Age-related decline in bone strength and structure, preventable through nutrition and exercise.
The progressive decline in mineral content and structural integrity of bones occurring with age, particularly accelerated in postmenopausal women. Optimal nutrition and exercise can slow bone loss and reduce fracture risk.
Bone density peaks in early adulthood and gradually declines with age, with significant acceleration after menopause due to estrogen loss. This decline increases osteoporosis and fracture risk, particularly affecting the hip, spine, and wrist. Calcium and vitamin D are fundamental for bone mineralization, while magnesium, phosphorus, and vitamin K play supporting roles in bone matrix formation. Protein provides the structural framework for bone, and inadequate intake accelerates mineral loss. Weight-bearing and resistance exercises stimulate bone-forming cells and are essential complements to nutrition. Regular monitoring of bone density helps identify high-risk individuals who may benefit from targeted interventions.
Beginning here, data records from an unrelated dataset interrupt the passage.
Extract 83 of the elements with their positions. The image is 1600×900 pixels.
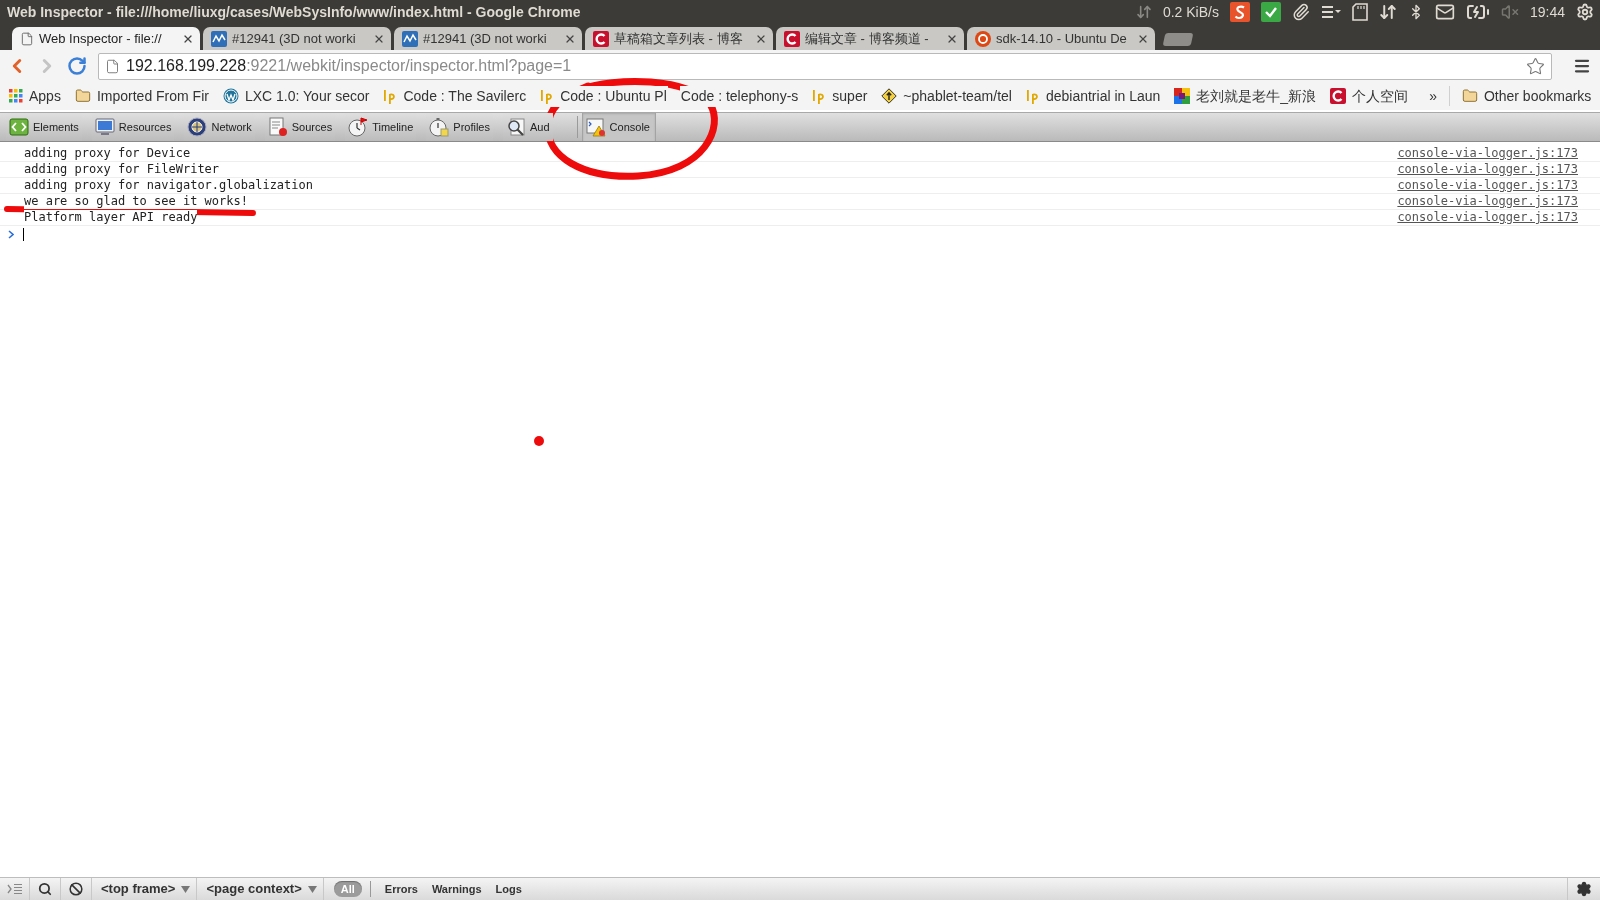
browser-tab[interactable]: Web Inspector - file:// (12, 27, 200, 50)
star-icon[interactable] (1526, 56, 1545, 76)
settings-button[interactable] (1575, 880, 1593, 898)
terminal-warning-icon (585, 117, 606, 137)
search-icon (38, 882, 52, 896)
filter-button[interactable]: Errors (384, 881, 418, 897)
window-title: Web Inspector - file:///home/liuxg/cases/WebSysInfo/www/index.html - Google Chrome (7, 2, 581, 22)
document-bug-icon (267, 117, 288, 137)
bookmarks-overflow-button[interactable]: » (1429, 85, 1437, 107)
sd-card-icon[interactable] (1351, 3, 1368, 21)
code-tag-icon (9, 117, 29, 137)
c-logo-icon (593, 30, 609, 47)
s-app-icon[interactable] (1229, 2, 1250, 22)
stopwatch-icon (429, 117, 450, 137)
source-link[interactable]: console-via-logger.js:173 (1397, 210, 1578, 225)
folder-icon (74, 88, 91, 104)
console-message: adding proxy for FileWriter (24, 162, 220, 177)
console-message: we are so glad to see it works! (24, 194, 248, 209)
paperclip-icon[interactable] (1291, 3, 1310, 21)
prompt-chevron-icon (8, 230, 14, 239)
settings-icon (1576, 881, 1592, 897)
bookmark-item[interactable]: ~phablet-team/tel (880, 85, 1013, 107)
source-link[interactable]: console-via-logger.js:173 (1397, 178, 1578, 193)
ring-logo-icon (975, 30, 991, 47)
new-tab-button[interactable] (1162, 33, 1194, 46)
console-message: adding proxy for navigator.globalization (24, 178, 313, 193)
indent-list-icon (6, 883, 23, 895)
lp-logo-icon (383, 88, 398, 104)
monitor-icon (94, 117, 115, 137)
up-down-arrows-icon[interactable] (1378, 3, 1397, 21)
filter-button[interactable]: Warnings (431, 881, 482, 897)
bookmark-item[interactable]: LXC 1.0: Your secor (221, 85, 371, 107)
context-select[interactable]: <top frame> (92, 878, 198, 900)
context-select[interactable]: <page context> (197, 878, 324, 900)
document-icon (20, 31, 34, 46)
reload-icon (67, 56, 87, 76)
lp-logo-icon (812, 88, 827, 104)
annotation-dot (534, 436, 544, 446)
caret-icon (181, 885, 191, 893)
clock[interactable]: 19:44 (1529, 1, 1565, 23)
c-logo-icon (1330, 88, 1347, 104)
source-link[interactable]: console-via-logger.js:173 (1397, 194, 1578, 209)
bookmark-item[interactable]: Code : telephony-s (679, 85, 800, 107)
source-link[interactable]: console-via-logger.js:173 (1397, 162, 1578, 177)
stopwatch-flag-icon (348, 117, 369, 137)
mail-icon[interactable] (1434, 2, 1455, 22)
mosaic-icon (1174, 88, 1191, 104)
console-message: adding proxy for Device (24, 146, 191, 161)
address-field[interactable]: 192.168.199.228:9221/webkit/inspector/inspector.html?page=1 (98, 52, 1552, 80)
console-message: Platform layer API ready (24, 210, 198, 225)
clear-icon (69, 882, 83, 896)
browser-tab[interactable]: #12941 (3D not worki (203, 27, 391, 50)
source-link[interactable]: console-via-logger.js:173 (1397, 146, 1578, 161)
globe-icon (187, 117, 208, 137)
browser-tab[interactable]: 编辑文章 - 博客频道 - (776, 27, 964, 50)
filter-button[interactable]: Logs (495, 881, 522, 897)
transfer-arrows-icon[interactable] (1135, 4, 1152, 20)
network-speed: 0.2 KiB/s (1162, 2, 1219, 22)
browser-tab[interactable]: 草稿箱文章列表 - 博客 (585, 27, 773, 50)
document-icon (105, 58, 120, 74)
other-bookmarks-item[interactable]: Other bookmarks (1461, 85, 1592, 107)
check-app-icon[interactable] (1260, 2, 1281, 22)
browser-tab[interactable]: sdk-14.10 - Ubuntu De (967, 27, 1155, 50)
diamond-sign-icon (881, 88, 898, 104)
browser-tab[interactable]: #12941 (3D not worki (394, 27, 582, 50)
bookmark-item[interactable]: Code : Ubuntu Pl (539, 85, 668, 107)
chart-icon (402, 30, 418, 47)
list-menu-icon[interactable] (1320, 4, 1341, 20)
speaker-muted-icon[interactable] (1500, 3, 1519, 21)
menu-icon (1573, 57, 1591, 75)
folder-icon (1461, 88, 1478, 104)
devtools-tab[interactable]: Console (581, 113, 656, 141)
bookmark-item[interactable]: 个人空间 (1329, 85, 1410, 107)
w-logo-icon (222, 88, 239, 104)
bookmark-item[interactable]: 老刘就是老牛_新浪 (1173, 85, 1318, 107)
chart-icon (211, 30, 227, 47)
c-logo-icon (784, 30, 800, 47)
magnifier-icon (506, 117, 526, 137)
caret-icon (307, 885, 317, 893)
apps-grid-icon (9, 89, 23, 103)
lp-logo-icon (1025, 88, 1040, 104)
lp-logo-icon (540, 88, 555, 104)
gear-icon[interactable] (1576, 3, 1594, 21)
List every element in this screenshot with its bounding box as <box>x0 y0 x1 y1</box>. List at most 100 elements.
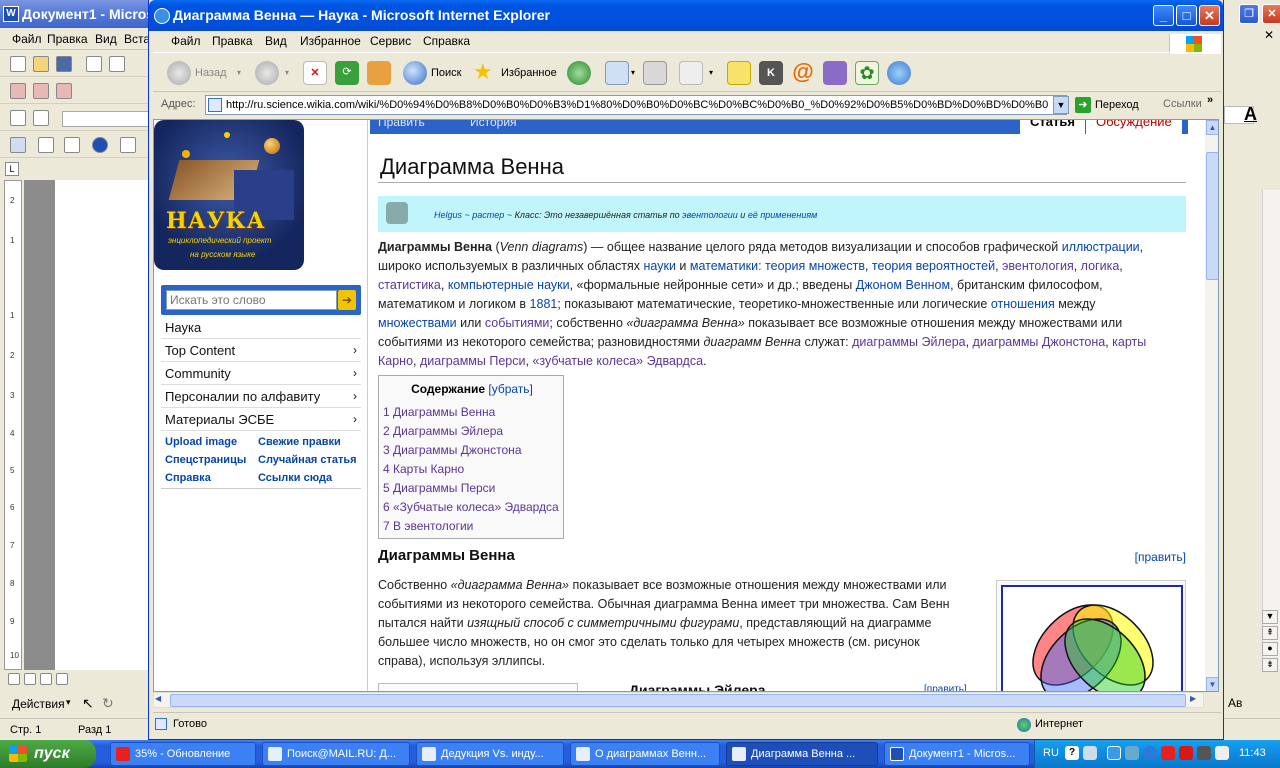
pdf-settings-icon[interactable] <box>33 83 49 99</box>
word-menu-view[interactable]: Вид <box>95 32 117 46</box>
viewport-horizontal-scrollbar[interactable]: ◀ ▶ <box>153 692 1204 708</box>
stub-author-link[interactable]: Helgus <box>434 210 462 220</box>
back-dropdown-icon[interactable]: ▾ <box>237 61 241 85</box>
stub-applications-link[interactable]: её применениям <box>748 210 818 220</box>
kaspersky-icon[interactable] <box>1161 746 1175 760</box>
edit-page-icon[interactable] <box>679 61 703 85</box>
refresh-icon[interactable]: ⟳ <box>335 61 359 85</box>
format-icon[interactable] <box>38 137 54 153</box>
tab-history[interactable]: История <box>470 120 517 129</box>
history-icon[interactable] <box>567 61 591 85</box>
link-edwards-cogwheels[interactable]: «зубчатые колеса» Эдвардса <box>532 354 703 368</box>
print-icon-2[interactable] <box>120 137 136 153</box>
note-icon[interactable] <box>727 61 751 85</box>
minimize-icon[interactable]: _ <box>1153 5 1174 26</box>
scroll-down-icon[interactable]: ▼ <box>1206 677 1218 691</box>
recent-changes-link[interactable]: Свежие правки <box>258 436 341 448</box>
stop-icon[interactable]: ✕ <box>303 61 327 85</box>
close-icon[interactable]: ✕ <box>1199 5 1220 26</box>
nav-item-community[interactable]: Community › <box>161 362 361 385</box>
cursor-icon[interactable]: ↖ <box>82 695 94 712</box>
wiki-logo[interactable]: НАУКА энциклопедический проект на русско… <box>154 120 304 270</box>
link-relations[interactable]: отношения <box>991 297 1055 311</box>
link-sets[interactable]: множествами <box>378 316 457 330</box>
new-document-icon[interactable] <box>10 56 26 72</box>
forward-dropdown-icon[interactable]: ▾ <box>285 61 289 85</box>
link-illustration[interactable]: иллюстрации <box>1062 240 1140 254</box>
browse-object-icon[interactable]: ● <box>1262 642 1278 656</box>
link-logic[interactable]: логика <box>1081 259 1120 273</box>
taskbar-item-update[interactable]: 35% - Обновление <box>110 742 256 766</box>
scroll-left-icon[interactable]: ◀ <box>155 694 161 703</box>
link-computer-science[interactable]: компьютерные науки <box>448 278 570 292</box>
link-john-venn[interactable]: Джоном Венном <box>856 278 950 292</box>
word-doc-close-icon[interactable]: ✕ <box>1264 28 1274 42</box>
toc-item[interactable]: 3 Диаграммы Джонстона <box>383 443 522 457</box>
font-color-icon[interactable]: A <box>1244 104 1257 125</box>
word-restore-icon[interactable]: ❐ <box>1239 4 1259 24</box>
section-edit-link[interactable]: [править] <box>1135 550 1186 564</box>
favorites-button[interactable]: Избранное <box>501 61 557 85</box>
toc-item[interactable]: 4 Карты Карно <box>383 462 464 476</box>
tray-red-icon[interactable] <box>1179 746 1193 760</box>
link-probability[interactable]: теория вероятностей <box>872 259 995 273</box>
venn-figure[interactable] <box>996 580 1186 691</box>
nav-item-esbe[interactable]: Материалы ЭСБЕ › <box>161 408 361 431</box>
search-button[interactable]: Поиск <box>431 61 461 85</box>
print-icon[interactable] <box>643 61 667 85</box>
toc-item[interactable]: 5 Диаграммы Перси <box>383 481 495 495</box>
toc-item[interactable]: 1 Диаграммы Венна <box>383 405 495 419</box>
media-icon[interactable] <box>823 61 847 85</box>
forward-arrow-icon[interactable] <box>255 61 279 85</box>
viewport-vertical-scrollbar[interactable]: ▲ ▼ <box>1205 120 1218 691</box>
word-vertical-scrollbar[interactable] <box>1262 190 1280 670</box>
word-close-icon[interactable]: ✕ <box>1262 4 1280 24</box>
maximize-icon[interactable]: □ <box>1176 5 1197 26</box>
word-scroll-down-icon[interactable]: ▼ <box>1262 610 1278 624</box>
nav-item-nauka[interactable]: Наука <box>161 316 361 339</box>
back-button[interactable]: Назад <box>195 61 227 85</box>
word-document-page[interactable] <box>55 180 148 670</box>
pdf-icon[interactable] <box>10 83 26 99</box>
eraser-icon[interactable] <box>33 110 49 126</box>
ie-menu-favorites[interactable]: Избранное <box>300 34 361 48</box>
pen-icon[interactable] <box>10 110 26 126</box>
mail-icon[interactable] <box>605 61 629 85</box>
k-icon[interactable]: K <box>759 61 783 85</box>
mail-at-icon[interactable]: @ <box>791 61 815 85</box>
toc-item[interactable]: 6 «Зубчатые колеса» Эдвардса <box>383 500 559 514</box>
print-icon[interactable] <box>86 56 102 72</box>
address-input[interactable]: http://ru.science.wikia.com/wiki/%D0%94%… <box>205 95 1067 115</box>
word-menu-insert[interactable]: Вста <box>124 32 150 46</box>
hscroll-thumb[interactable] <box>170 694 1186 707</box>
search-icon[interactable]: ➔ <box>338 290 356 310</box>
start-button[interactable]: пуск <box>0 740 96 768</box>
link-johnston[interactable]: диаграммы Джонстона <box>973 335 1106 349</box>
link-set-theory[interactable]: математики: теория множеств <box>690 259 865 273</box>
messenger-icon[interactable] <box>887 61 911 85</box>
clock[interactable]: 11:43 <box>1239 747 1266 759</box>
taskbar-item-word[interactable]: Документ1 - Micros... <box>884 742 1030 766</box>
toc-item[interactable]: 2 Диаграммы Эйлера <box>383 424 503 438</box>
link-euler[interactable]: диаграммы Эйлера <box>852 335 965 349</box>
tray-arrow-icon[interactable] <box>1107 746 1121 760</box>
icq-flower-icon[interactable]: ✿ <box>855 61 879 85</box>
taskbar-item-mail-search[interactable]: Поиск@MAIL.RU: Д... <box>262 742 410 766</box>
tray-expand-icon[interactable] <box>1083 746 1097 760</box>
normal-view-icon[interactable] <box>8 673 20 685</box>
next-section-edit-link[interactable]: [править] <box>924 684 967 691</box>
scroll-right-icon[interactable]: ▶ <box>1190 694 1196 703</box>
tray-device-icon[interactable] <box>1197 746 1211 760</box>
edit-dropdown-icon[interactable]: ▾ <box>709 61 713 85</box>
upload-image-link[interactable]: Upload image <box>165 436 237 448</box>
link-peirce[interactable]: диаграммы Перси <box>420 354 525 368</box>
stub-raster-link[interactable]: растер <box>472 210 504 220</box>
word-menu-edit[interactable]: Правка <box>47 32 88 46</box>
web-view-icon[interactable] <box>24 673 36 685</box>
link-karnaugh-2[interactable]: Карно <box>378 354 413 368</box>
ie-menu-help[interactable]: Справка <box>423 34 470 48</box>
link-events[interactable]: событиями <box>485 316 550 330</box>
print-preview-icon[interactable] <box>109 56 125 72</box>
draw-actions-menu[interactable]: Действия <box>12 697 65 711</box>
network-icon[interactable] <box>1125 746 1139 760</box>
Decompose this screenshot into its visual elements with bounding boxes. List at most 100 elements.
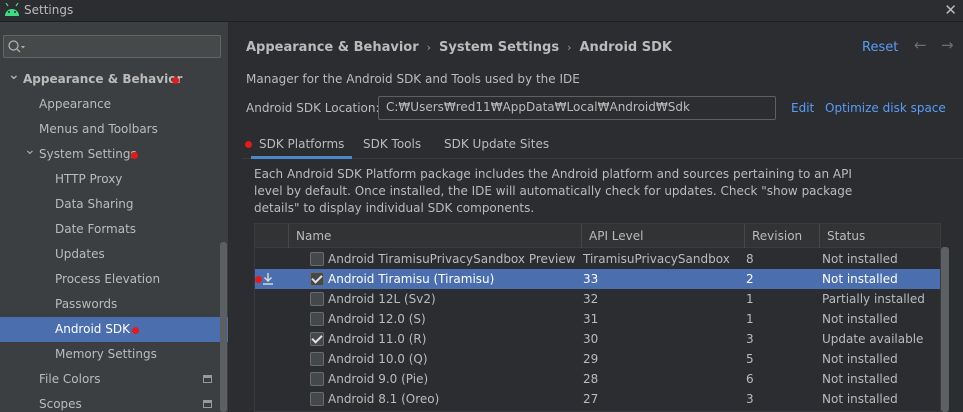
sidebar-item-label: Date Formats [55,222,137,236]
cell-api: 27 [583,392,599,406]
download-icon [263,273,273,285]
marker-dot [255,276,262,283]
sidebar-item-label: Appearance & Behavior [23,72,183,86]
platform-checkbox[interactable] [310,312,324,326]
table-row[interactable]: Android 12.0 (S) 31 1 Not installed [255,309,940,329]
cell-name: Android 12.0 (S) [328,312,426,326]
breadcrumb-item: Android SDK [579,40,672,55]
tab-sdk-update-sites[interactable]: SDK Update Sites [436,132,557,159]
sidebar-item[interactable]: Android SDK [0,317,228,342]
sidebar-item-label: HTTP Proxy [55,172,123,186]
sidebar-item-label: Android SDK [55,322,130,336]
reset-link[interactable]: Reset [862,40,898,55]
chevron-down-icon[interactable]: ⌄ [24,138,36,163]
sidebar-item-label: Updates [55,247,105,261]
table-row[interactable]: Android 9.0 (Pie) 28 6 Not installed [255,369,940,389]
cell-status: Not installed [822,372,898,386]
cell-name: Android 8.1 (Oreo) [328,392,440,406]
table-row[interactable]: Android 11.0 (R) 30 3 Update available [255,329,940,349]
panel-description: Each Android SDK Platform package includ… [254,167,853,215]
cell-status: Partially installed [822,292,925,306]
close-icon[interactable]: ✕ [944,1,957,19]
breadcrumb-separator: › [426,41,432,54]
sidebar-item[interactable]: Data Sharing [0,192,228,217]
cell-status: Not installed [822,272,898,286]
platform-checkbox[interactable] [310,332,324,346]
edit-location-link[interactable]: Edit [791,101,814,115]
sdk-platforms-table: Name API Level Revision Status Android T… [254,223,941,412]
cell-api: 32 [583,292,599,306]
sidebar-item[interactable]: HTTP Proxy [0,167,228,192]
sidebar-item-label: Passwords [55,297,118,311]
sidebar-item[interactable]: Passwords [0,292,228,317]
cell-revision: 1 [746,312,754,326]
platform-checkbox[interactable] [310,252,324,266]
cell-status: Not installed [822,252,898,266]
cell-status: Not installed [822,392,898,406]
table-header: Name API Level Revision Status [255,224,940,248]
column-header-name[interactable]: Name [288,224,578,248]
sdk-tabs: SDK Platforms SDK Tools SDK Update Sites [242,132,963,159]
breadcrumb-item[interactable]: System Settings [439,40,559,55]
platform-checkbox[interactable] [310,272,324,286]
table-row[interactable]: Android TiramisuPrivacySandbox Preview Ti… [255,249,940,269]
table-row[interactable]: Android 10.0 (Q) 29 5 Not installed [255,349,940,369]
forward-arrow-icon[interactable]: → [941,36,954,54]
cell-name: Android 9.0 (Pie) [328,372,429,386]
sdk-description: Manager for the Android SDK and Tools us… [246,72,580,86]
platform-checkbox[interactable] [310,352,324,366]
cell-api: 33 [583,272,599,286]
cell-api: 30 [583,332,599,346]
sidebar-item[interactable]: ⌄ Appearance & Behavior [0,67,228,92]
settings-tree: ⌄ Appearance & Behavior Appearance Menus an… [0,67,228,412]
project-scope-icon [203,375,212,383]
sidebar-item[interactable]: Memory Settings [0,342,228,367]
table-scrollbar[interactable] [941,247,949,412]
cell-revision: 3 [746,392,754,406]
table-row[interactable]: Android 12L (Sv2) 32 1 Partially installed [255,289,940,309]
platform-checkbox[interactable] [310,392,324,406]
table-row[interactable]: Android 8.1 (Oreo) 27 3 Not installed [255,389,940,409]
chevron-down-icon[interactable]: ⌄ [8,63,20,88]
cell-name: Android 10.0 (Q) [328,352,428,366]
window-title: Settings [24,3,74,17]
search-input[interactable] [3,35,221,58]
cell-status: Not installed [822,352,898,366]
breadcrumb-item[interactable]: Appearance & Behavior [246,40,419,55]
column-header-revision[interactable]: Revision [744,224,819,248]
cell-api: TiramisuPrivacySandbox [583,252,730,266]
sidebar-item-label: Memory Settings [55,347,157,361]
cell-name: Android 12L (Sv2) [328,292,436,306]
sidebar-item-label: Menus and Toolbars [39,122,158,136]
sidebar-item-label: Appearance [39,97,112,111]
column-header-api-level[interactable]: API Level [581,224,743,248]
sidebar-scrollbar[interactable] [220,242,227,412]
settings-sidebar: ⌄ Appearance & Behavior Appearance Menus an… [0,22,229,412]
cell-name: Android Tiramisu (Tiramisu) [328,272,495,286]
sidebar-item[interactable]: ⌄ System Settings [0,142,228,167]
platform-checkbox[interactable] [310,372,324,386]
sidebar-item[interactable]: Appearance [0,92,228,117]
sidebar-item[interactable]: File Colors [0,367,228,392]
marker-dot [132,327,139,334]
tab-sdk-tools[interactable]: SDK Tools [355,132,429,159]
tab-sdk-platforms[interactable]: SDK Platforms [251,132,353,159]
sidebar-item[interactable]: Date Formats [0,217,228,242]
cell-revision: 2 [746,272,754,286]
cell-api: 28 [583,372,599,386]
platform-checkbox[interactable] [310,292,324,306]
cell-name: Android 11.0 (R) [328,332,427,346]
search-icon [8,40,25,53]
column-header-status[interactable]: Status [819,224,939,248]
optimize-disk-space-link[interactable]: Optimize disk space [825,101,946,115]
sidebar-item[interactable]: Process Elevation [0,267,228,292]
sidebar-item[interactable]: Updates [0,242,228,267]
sidebar-item[interactable]: Scopes [0,392,228,412]
sdk-location-field[interactable]: C:₩Users₩red11₩AppData₩Local₩Android₩Sdk [378,96,776,120]
cell-api: 31 [583,312,599,326]
cell-status: Not installed [822,312,898,326]
sdk-location-label: Android SDK Location: [246,101,380,115]
table-row[interactable]: Android Tiramisu (Tiramisu) 33 2 Not instal… [255,269,940,289]
back-arrow-icon[interactable]: ← [914,36,927,54]
cell-name: Android TiramisuPrivacySandbox Preview [328,252,576,266]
Maintains skeletal strength, mineral density, and fracture resistance throughout aging.
Ensure 1000-1200 mg daily calcium intake from dairy, leafy greens, fortified plant milks, and supplements if needed. Maintain vitamin D levels at 30-50 ng/mL through sun exposure, fatty fish, and supplementation (800-2000 IU daily). Include weight-bearing exercise 30 minutes most days and resistance training twice weekly.
Adequate calcium, vitamin D, and weight-bearing exercise are critical for maintaining bone density and preventing fractures in aging.